I find myself addressing the same topic each new school year as we develop individualized visual strategies: What to do about interests that are not age appropriate

Child with a toy on the street

Due to this widespread question, I would like to devote this week’s blog to this topic through an excerpt from my book, “Visual Supports for Visual Thinkers”.

There are two different important perspectives to consider in regards to “age appropriateness.”

In my first years as a teacher in the early 1980’s, we gave students with significant cognitive disabilities baby toys, mobiles, rattles and the like. As we became more enlightened about human dignity and respect regarding this population, we took a completely different mindset. If a person of that same age would not find it of interest or age appropriate, then we will not present it or allow it for the person with a disability.

While I carried that banner for a while, experience has taught me to have a broader understanding of how to approach this sensitive and important issue.

I have found many, many of the students that I have worked with to be drawn in an inexplicable way to a certain character or thing that few of their age group would find interesting. For example, take the high school students that love Barney, Disney movies, Elmo, Sesame Street and on and on.

Their passion for it is so great that I now feel it is disrespectful to deny their most treasured source of joy, pleasure and even peace.

I do try to provide their age-inappropriate source of joy in more discrete ways when possible.
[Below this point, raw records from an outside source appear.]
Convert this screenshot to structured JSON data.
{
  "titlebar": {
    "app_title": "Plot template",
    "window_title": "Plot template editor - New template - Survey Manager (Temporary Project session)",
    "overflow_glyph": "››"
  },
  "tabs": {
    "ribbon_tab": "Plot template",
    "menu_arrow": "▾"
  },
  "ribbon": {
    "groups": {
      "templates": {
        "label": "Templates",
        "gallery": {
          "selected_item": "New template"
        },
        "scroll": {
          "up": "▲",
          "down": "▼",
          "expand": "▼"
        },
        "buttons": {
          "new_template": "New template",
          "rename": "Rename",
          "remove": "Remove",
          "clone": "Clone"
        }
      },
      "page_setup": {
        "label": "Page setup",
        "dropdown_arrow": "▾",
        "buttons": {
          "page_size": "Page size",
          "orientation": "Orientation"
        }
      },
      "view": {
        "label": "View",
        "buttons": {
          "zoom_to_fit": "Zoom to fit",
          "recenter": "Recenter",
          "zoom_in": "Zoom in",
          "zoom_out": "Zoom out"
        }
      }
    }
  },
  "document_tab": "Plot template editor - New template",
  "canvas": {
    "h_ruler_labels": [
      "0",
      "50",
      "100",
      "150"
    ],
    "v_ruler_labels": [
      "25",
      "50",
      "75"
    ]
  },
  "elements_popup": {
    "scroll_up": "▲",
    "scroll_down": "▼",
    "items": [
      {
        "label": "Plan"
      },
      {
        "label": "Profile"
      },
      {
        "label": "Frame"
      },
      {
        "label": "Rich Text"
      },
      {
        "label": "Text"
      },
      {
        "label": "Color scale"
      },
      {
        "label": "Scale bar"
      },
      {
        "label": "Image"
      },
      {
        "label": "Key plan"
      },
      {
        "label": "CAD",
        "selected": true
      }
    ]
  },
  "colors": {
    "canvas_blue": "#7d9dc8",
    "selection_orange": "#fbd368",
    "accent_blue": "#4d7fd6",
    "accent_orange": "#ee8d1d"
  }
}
Decorate a schedule or a transition marker with Barney instead of walking down the hall with a Barney doll or costume. I think we can work it out without making it a black or white issue.

Do you know any adults with a train set or doll collection in their garage?

I have recently found the book, “Life, Animated” by Ron Suskind to be particularly relevant. Mr. Suskind was Iago the parrot, Baloo the bear, Merlin the wizard: Disney characters whose dialogue, songs and even “wisdom” he borrowed to communicate with his son with autism.